Suning Inter, cinesi al centro della Bufera. Anche Spalletti è indispettito

Suning Inter, che caos

Suning Inter, la proprietà cinese, azionista maggioritaria del club nerazzurro, adesso è sempre più al centro delle critiche. Il veto di padron Zhang sulla vicenda Pastore ha fatto discutere e adesso le crepe di questi continui dissidi all’interno della società sono evidenti.

Luciano Spalletti inoltre, non ha accettato l’assenza di Jindong Zhang che manca da Milano addirittura dal 18 settembre 2016, giorno in cui l’Inter ospitò la Juventus. Insomma, l’ambiente, checcè ne dica Piero Ausilio, non sembra dei più tranquilli.

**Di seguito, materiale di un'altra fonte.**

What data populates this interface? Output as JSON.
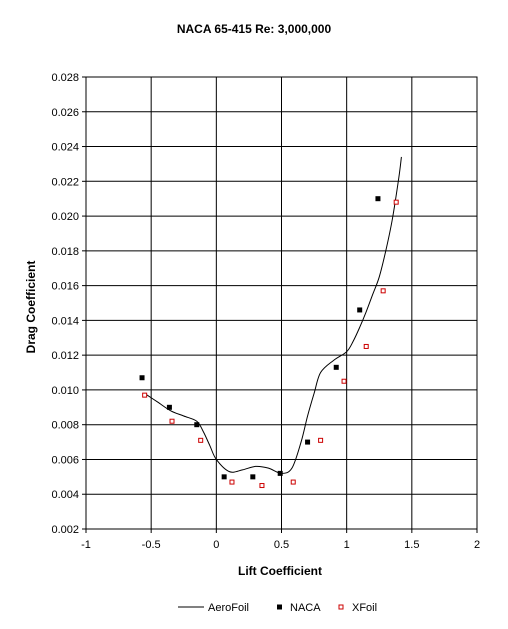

“Le colpe di Suning sono pesanti fin dalla scorsa estate, con una strategia economica poco chiara in sede di mercato e quell’improvviso taglio al budget deciso a cantiere ancora apertissimo. Ma l’errore decisivo è stato fatto a gennaio, quando si è deciso di ignorare il riemergere delle gravi lacune tecniche e di personalità di una rosa che in larga parte era già malamente naufragata nella scorsa stagione. Una austerity totale che ha di fatto cancellato la miracolosa partenza sul campo di Spalletti. Insomma, buttata alle ortiche la «seconda occasione» rappresentata appunto dal mercato invernale”.

Questo è quello che scrive la Gazzetta dello Sport. Per il bene dell’Inter e per evitare di gettare via un’altra stagione, è bene che questi problemi si risolvino in fretta.